Трактовки и комментарии к папиной истории длились до темноты, явившейся вместе с огнями Занзибаровки.

— Московское время двадцать два часа, — проговорило радио из открытого окна ближайшего к лесу дома. Папе вдруг захотелось перелезть через забор. Сын с энтузиазмом полез за ним. Они подкрались к дому и спрятались в кустах.

— Папа, можно я заору по-индейски? — прошептал Сын.

— Ну что ты! Мы ведь теперь не апачи, а белые миссионеры, истинные джентльмены.

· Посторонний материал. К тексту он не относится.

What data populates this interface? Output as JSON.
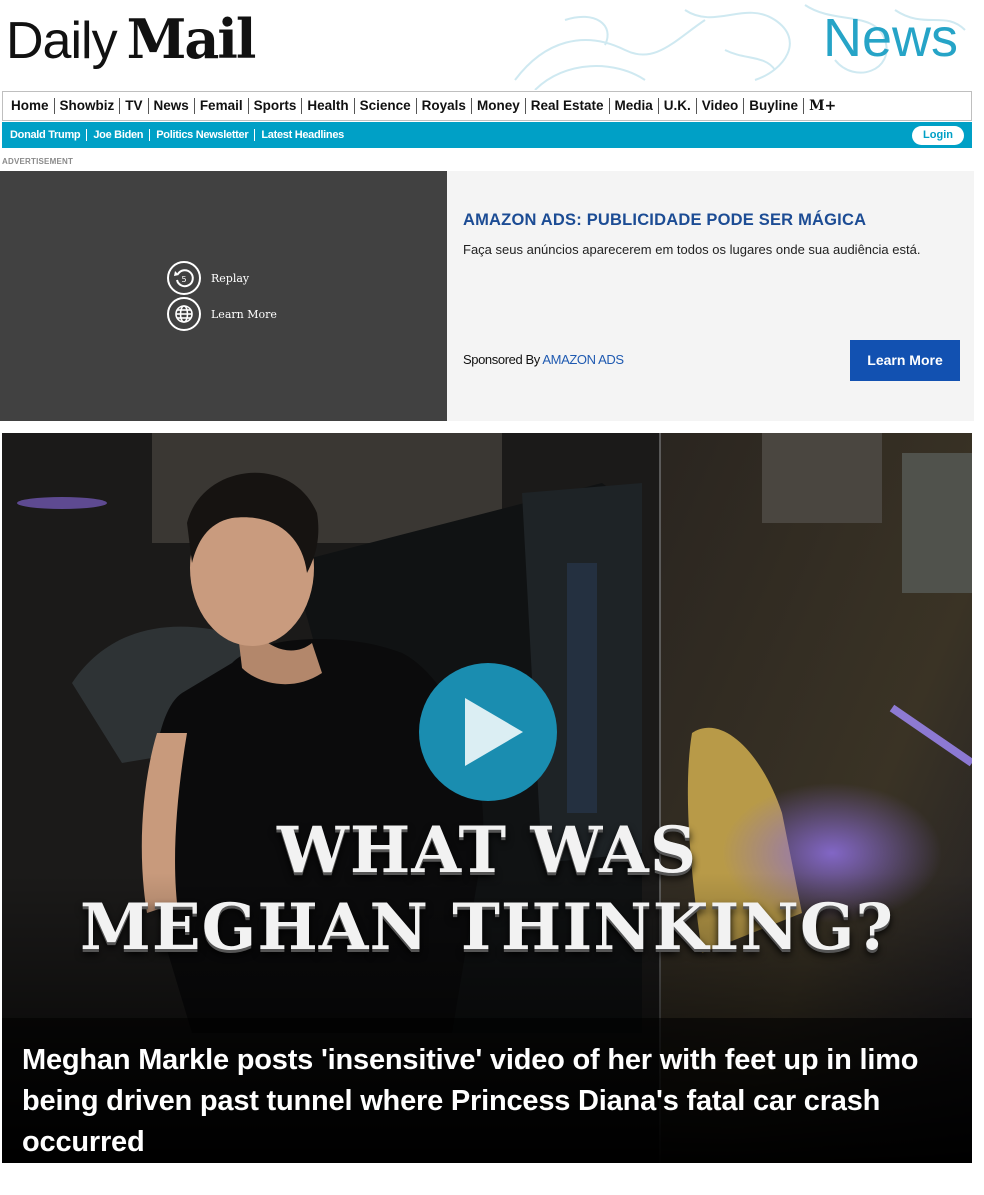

В полоске света от приоткрывшейся двери возникла женская фигура и, прижимая к груди бутылку, прошмыгнула перед самым Папиным носом. Как только она появилась на крыльце, волна восторга подхватила Папу: он уже видел, как с грозным криком апачей вылетает на тропинку перед теткой. Испуганный визг, бутылка бьется… кайф… Папа даже хрюкнул от удовольствия, и только присутствие Сына в последнюю секунду удержало его. Папа вытер о шорты вспотевшие ладошки. Снова выпустило когти вселившееся в него маленькое чудовище, и снова после этого ужас и отчаяние. В кого же он превратился? Кем стал? Кто он? Что делать? При трезвом взгляде выход был один — идти сдаваться в районную больницу, и пусть отправляют в психушку. Но этот трезвый взгляд Папе не нравился. «К черту трезвость! Лучше уж напиться! Не пугать надо было тетку, а отобрать бутылку. Самогонщики совсем обнаглели! Кто зерном свиней кормит, кто из него самогон гонит. Скоро честному труженику хлеба не купить. Напьюсь к чертовой матери! На рубль много не нальет. Да ладно, такому сопляку, как я, много и не надо. Скажу — батька прислал. А если заметит, что рубль просверленный, пригрожу милицией или разобью аппарат. А самогон подожгу!»